You can’t have a lifestyle trend such as urban farming or edible frontyards without some controversy. Did you know that there really are many cities and towns with old bylaws or zoning codes that prohibit a person from actually eating any food they grow in their own yard! While some cities such as San Francisco, New York, Baltimore, Seattle and Detroit have begun to change laws and policy in support of urban agriculture, and as this trend continues to thrive because of food safety and security issues, the growing foodie locavore movement and urban hipster cred, many citizens in other cities and towns have been threatend with jail time or fines for planting a garden or organic farm on their own property.
Yes, it seems that vegetable gardens are just not good for you or the community in these towns. Who knew planting a garden or creating an urban agriculture landscape could be the sign of a budding citizen activist. Let the revolution unfold. Here is a round up of some of the latest news of people who want to live a healthier lifestyle and grow their own food but now are being treated like criminals for doing so.

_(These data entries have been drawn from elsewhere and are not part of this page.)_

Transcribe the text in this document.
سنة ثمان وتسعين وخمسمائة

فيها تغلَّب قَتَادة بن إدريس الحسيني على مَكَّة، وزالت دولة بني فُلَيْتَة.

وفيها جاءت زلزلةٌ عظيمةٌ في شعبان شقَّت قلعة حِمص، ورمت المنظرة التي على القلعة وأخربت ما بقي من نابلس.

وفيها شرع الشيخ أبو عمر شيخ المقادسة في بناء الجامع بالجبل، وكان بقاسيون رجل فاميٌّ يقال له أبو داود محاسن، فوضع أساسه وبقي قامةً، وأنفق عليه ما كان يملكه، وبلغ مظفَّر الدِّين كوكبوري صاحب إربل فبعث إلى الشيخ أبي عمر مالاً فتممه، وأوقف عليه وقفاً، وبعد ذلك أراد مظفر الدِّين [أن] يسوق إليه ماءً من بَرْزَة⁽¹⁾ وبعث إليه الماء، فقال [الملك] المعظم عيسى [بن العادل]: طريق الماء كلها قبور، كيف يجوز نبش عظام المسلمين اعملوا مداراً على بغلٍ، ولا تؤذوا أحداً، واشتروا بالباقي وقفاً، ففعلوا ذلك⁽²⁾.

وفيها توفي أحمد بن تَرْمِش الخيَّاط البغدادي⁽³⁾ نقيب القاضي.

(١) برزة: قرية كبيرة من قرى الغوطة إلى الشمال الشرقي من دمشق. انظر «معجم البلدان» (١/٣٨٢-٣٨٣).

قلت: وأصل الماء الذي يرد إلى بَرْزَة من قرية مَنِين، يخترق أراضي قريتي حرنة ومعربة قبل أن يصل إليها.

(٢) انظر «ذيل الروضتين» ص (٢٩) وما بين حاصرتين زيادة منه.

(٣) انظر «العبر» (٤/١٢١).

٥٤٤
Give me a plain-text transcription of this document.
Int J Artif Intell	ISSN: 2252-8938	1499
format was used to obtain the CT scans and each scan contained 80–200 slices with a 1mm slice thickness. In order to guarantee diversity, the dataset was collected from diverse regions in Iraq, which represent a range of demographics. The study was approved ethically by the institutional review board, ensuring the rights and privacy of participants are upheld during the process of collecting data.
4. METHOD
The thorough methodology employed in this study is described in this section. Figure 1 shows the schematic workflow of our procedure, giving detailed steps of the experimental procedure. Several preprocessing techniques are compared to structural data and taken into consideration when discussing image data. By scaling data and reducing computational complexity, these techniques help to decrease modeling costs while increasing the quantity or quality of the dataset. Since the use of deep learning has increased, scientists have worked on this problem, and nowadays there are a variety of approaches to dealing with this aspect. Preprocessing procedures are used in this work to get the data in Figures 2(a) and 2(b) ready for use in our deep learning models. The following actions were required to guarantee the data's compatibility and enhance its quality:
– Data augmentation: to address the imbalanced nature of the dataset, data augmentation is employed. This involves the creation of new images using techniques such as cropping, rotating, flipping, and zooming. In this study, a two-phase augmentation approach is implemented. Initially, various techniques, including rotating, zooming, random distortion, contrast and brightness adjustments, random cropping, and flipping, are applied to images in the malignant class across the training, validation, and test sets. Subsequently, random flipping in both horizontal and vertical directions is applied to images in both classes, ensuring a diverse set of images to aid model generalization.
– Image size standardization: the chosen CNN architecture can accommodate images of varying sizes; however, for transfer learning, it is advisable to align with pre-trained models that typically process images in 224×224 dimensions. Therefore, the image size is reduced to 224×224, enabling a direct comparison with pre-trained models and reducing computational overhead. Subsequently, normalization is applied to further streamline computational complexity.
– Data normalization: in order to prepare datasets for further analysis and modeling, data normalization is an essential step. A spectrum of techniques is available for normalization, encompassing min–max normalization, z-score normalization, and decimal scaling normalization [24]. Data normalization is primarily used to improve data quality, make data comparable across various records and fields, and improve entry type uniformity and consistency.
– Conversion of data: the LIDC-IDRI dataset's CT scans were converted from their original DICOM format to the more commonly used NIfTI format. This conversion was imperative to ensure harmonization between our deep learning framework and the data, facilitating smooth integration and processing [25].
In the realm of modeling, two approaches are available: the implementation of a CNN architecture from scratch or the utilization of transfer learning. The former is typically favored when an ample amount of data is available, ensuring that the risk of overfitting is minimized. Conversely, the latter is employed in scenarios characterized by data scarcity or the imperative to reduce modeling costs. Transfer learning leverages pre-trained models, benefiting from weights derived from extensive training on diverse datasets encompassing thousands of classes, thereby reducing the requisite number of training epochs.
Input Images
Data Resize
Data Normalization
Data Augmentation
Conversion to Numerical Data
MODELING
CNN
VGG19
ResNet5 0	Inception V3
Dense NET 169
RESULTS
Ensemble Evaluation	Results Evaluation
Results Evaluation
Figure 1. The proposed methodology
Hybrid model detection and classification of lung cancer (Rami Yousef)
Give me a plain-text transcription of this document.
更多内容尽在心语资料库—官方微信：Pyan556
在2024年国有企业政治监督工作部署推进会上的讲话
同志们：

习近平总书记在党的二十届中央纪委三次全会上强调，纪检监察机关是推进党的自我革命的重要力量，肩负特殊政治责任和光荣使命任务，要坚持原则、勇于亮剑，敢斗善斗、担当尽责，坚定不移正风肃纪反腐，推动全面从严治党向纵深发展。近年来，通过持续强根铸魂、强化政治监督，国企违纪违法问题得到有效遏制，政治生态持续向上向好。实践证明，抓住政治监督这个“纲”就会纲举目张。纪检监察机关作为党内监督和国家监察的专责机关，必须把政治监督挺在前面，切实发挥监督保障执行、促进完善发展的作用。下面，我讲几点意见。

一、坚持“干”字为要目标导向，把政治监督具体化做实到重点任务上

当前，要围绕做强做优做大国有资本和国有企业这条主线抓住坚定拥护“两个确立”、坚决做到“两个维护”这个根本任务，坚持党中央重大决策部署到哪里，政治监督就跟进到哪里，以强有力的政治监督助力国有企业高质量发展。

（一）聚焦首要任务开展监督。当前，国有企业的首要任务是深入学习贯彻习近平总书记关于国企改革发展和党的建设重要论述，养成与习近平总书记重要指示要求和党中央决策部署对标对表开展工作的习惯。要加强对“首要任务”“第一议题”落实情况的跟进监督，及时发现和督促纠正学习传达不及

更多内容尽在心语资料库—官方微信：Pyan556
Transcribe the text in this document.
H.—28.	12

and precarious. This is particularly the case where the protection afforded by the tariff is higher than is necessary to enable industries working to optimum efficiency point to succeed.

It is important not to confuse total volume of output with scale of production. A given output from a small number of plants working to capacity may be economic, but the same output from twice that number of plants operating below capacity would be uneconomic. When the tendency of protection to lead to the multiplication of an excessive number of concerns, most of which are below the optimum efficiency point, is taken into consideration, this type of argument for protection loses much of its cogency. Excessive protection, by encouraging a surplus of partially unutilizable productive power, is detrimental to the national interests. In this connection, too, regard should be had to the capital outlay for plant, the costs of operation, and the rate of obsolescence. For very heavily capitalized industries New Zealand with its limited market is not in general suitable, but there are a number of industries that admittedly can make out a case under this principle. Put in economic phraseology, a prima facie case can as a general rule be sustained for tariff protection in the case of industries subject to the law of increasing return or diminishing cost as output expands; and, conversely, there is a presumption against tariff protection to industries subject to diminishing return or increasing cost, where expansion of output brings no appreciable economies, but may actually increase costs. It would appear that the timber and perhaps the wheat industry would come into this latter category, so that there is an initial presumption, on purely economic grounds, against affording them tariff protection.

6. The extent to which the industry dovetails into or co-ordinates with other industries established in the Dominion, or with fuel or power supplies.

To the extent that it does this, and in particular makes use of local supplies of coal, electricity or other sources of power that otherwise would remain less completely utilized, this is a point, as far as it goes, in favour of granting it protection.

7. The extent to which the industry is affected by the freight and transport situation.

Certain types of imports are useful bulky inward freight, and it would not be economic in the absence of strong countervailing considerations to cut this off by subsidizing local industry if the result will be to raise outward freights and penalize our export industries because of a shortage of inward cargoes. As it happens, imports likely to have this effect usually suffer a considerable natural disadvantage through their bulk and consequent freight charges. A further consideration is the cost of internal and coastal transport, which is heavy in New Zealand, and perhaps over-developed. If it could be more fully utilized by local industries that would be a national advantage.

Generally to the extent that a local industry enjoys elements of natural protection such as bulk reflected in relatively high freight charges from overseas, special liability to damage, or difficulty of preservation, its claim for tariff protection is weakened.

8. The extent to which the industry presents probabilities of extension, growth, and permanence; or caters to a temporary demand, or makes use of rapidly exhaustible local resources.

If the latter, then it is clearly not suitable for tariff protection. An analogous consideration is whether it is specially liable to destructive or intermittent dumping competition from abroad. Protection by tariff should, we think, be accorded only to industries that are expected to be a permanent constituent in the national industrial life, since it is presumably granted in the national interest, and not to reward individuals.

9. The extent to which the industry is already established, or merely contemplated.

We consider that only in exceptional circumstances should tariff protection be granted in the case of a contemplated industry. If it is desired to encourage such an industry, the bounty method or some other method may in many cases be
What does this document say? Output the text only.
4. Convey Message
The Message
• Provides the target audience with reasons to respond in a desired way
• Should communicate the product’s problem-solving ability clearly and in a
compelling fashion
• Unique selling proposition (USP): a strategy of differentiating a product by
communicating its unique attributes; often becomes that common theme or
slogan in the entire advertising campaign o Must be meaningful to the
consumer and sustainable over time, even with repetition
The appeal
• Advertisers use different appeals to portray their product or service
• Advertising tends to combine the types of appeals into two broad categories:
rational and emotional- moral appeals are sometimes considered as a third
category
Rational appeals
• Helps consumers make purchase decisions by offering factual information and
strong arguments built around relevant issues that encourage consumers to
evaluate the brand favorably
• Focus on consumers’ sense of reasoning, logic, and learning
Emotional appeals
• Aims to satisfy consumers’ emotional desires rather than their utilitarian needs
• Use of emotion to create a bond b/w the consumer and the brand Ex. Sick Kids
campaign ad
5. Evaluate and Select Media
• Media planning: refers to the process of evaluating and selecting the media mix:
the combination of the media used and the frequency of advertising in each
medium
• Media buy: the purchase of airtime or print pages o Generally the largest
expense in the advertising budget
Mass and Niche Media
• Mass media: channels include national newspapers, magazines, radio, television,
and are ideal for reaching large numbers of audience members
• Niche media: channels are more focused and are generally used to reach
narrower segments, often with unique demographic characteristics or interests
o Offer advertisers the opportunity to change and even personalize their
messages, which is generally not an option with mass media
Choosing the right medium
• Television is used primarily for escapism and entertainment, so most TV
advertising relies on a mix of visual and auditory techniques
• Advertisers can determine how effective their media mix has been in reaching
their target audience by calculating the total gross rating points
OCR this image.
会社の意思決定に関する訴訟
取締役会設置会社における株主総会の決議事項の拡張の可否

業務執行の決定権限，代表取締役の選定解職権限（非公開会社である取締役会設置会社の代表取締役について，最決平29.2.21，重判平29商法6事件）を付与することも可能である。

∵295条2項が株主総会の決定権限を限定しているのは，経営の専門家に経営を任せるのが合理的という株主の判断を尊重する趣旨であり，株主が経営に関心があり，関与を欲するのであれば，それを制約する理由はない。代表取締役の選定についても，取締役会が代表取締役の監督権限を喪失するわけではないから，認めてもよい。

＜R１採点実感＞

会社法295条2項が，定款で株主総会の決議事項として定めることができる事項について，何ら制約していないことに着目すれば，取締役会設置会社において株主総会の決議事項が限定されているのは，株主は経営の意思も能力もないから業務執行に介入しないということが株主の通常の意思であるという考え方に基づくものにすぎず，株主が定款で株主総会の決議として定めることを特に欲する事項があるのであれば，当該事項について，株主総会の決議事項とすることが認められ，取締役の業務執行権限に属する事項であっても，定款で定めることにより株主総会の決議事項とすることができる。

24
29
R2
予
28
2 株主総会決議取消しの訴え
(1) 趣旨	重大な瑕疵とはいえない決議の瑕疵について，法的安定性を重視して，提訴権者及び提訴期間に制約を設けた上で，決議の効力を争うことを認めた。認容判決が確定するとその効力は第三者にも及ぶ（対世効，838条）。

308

Julie Bass in Oak Park, Michigan where after her front yard was torn up to replace a sewer line, she decided to plant a vegetable garden instead of the lawn that was originally there. But instead of being praised for her decision, she has been cited by code enforcement as a misdemeanor because they say that the edible garden is not a “suitable” front yard choice. City code says that all unpaved portions of a site shall be planted with grass or groundcover or shrubbery or other suitable live plant material. According to the Planning Director, suitable means common and since there are no other vegetable gardens in the city’s front yards the Bass garden is unsuitable. But, a quick look at Websters will tell you otherwise. You be the judge – does Julia Bass deserve jail time for planting a vegetable garden that even her neighbors might enjoy? Read more in this excerpt from the source.
Now take the story in Vancouver Island, Dirk Becker may soon be joining the lady in Michigan who was recently threatened with 93 days in jail for growing a garden in her front yard. Becker, of Lantzville, British Columbia turned his 2.5 acre property which was a gravel pit into a thriving organic farm. The Beckers were cited under the ”unsightly premises” bylaw for having piles of manure on their property. According to the post on Grist.org the letter came on the very day 8,000 compost bins were distributed to residents in their community. So gravel pit = okay but beautiful organic farm with real soil = not okay. Read the rest of the story and decide for yourself.
by April Philips
Burney Morgan Says:
July 18, 2011 at 10:40 pm
The Becker Farm was certainly an improvement because of several reasons such as when you enrich the health of soil you prevent soil erosion, increase productivity of soil, etc etc. Its just a win win situation. So far as the Bass front yard raised boxes seem lined up and not objectionable to me. With the addition of flowering herbs would look quite nice. I will be doing the same as the Bass family but in my rear yard and will add latticework for aesthetics. My wife and I have found that a small raised plot will produce more veggies than you might think and the flavor is outstanding since its organic. I am also a distributor of an outstanding natural soil microbial product that is shipped worldwide and 45 states. It is treating over 250,000 acres in California alone. Its quite enjoyable to grow your own produce with very little fertilizers, only microbes.
Also, Landscape Architects need to be trained/informed about natural soil microbes, what they do and how they contribute to the health of soil.
Landscape and Organic Architect
Thomas Biro Says:
July 21, 2011 at 1:52 pm
It is my experience that most zoning laws make for bad design.
Josey Earp Says:
July 28, 2011 at 12:46 am
Just another way the Government is taking away our Freedoms. Stand by your guns Julie, you have the whole country behind you!!! This is a beautiful garden.
The city is saying, “be like everyone else” how boring. Grass cost alot of money and even more to maintain. Cutting, trimming, feeding and all for what, you can’t eat it, unless you are a goat, cow, or horse. I am real sure Oak Park would frown on any ag animal mowing it down. Total up the cost of the organic veggies from the store and give the bill to the neighbor who called the city. Maybe she would like to help out and pay for this food. Lord knows Julie needs it with six children.
My raised beds consist of tractor and semi truck tires, this helps keep everything growing long into fall with the cooler nights. Two pepper plants call an old steamer trunk home along with a 40 foot Black Walnut tree growing in the front yard.
October 12, 2011 at 5:19 pm
It is amazing what some will do to upset the comfort of others. I have a suggestion for Julie that maybe she could plant a Rosemary or Lavender hedge that her garden can grow behind. Perhaps then her family would reap the benefit of nutrient rich homegrown food while the neighbor and officials won’t easily see her garden as they troll by and eat their food from the grocery store full of pesticides and who knows what else. Kudos to Julie and anyone else brave enough to challenge stupid, unhealthy ordinances.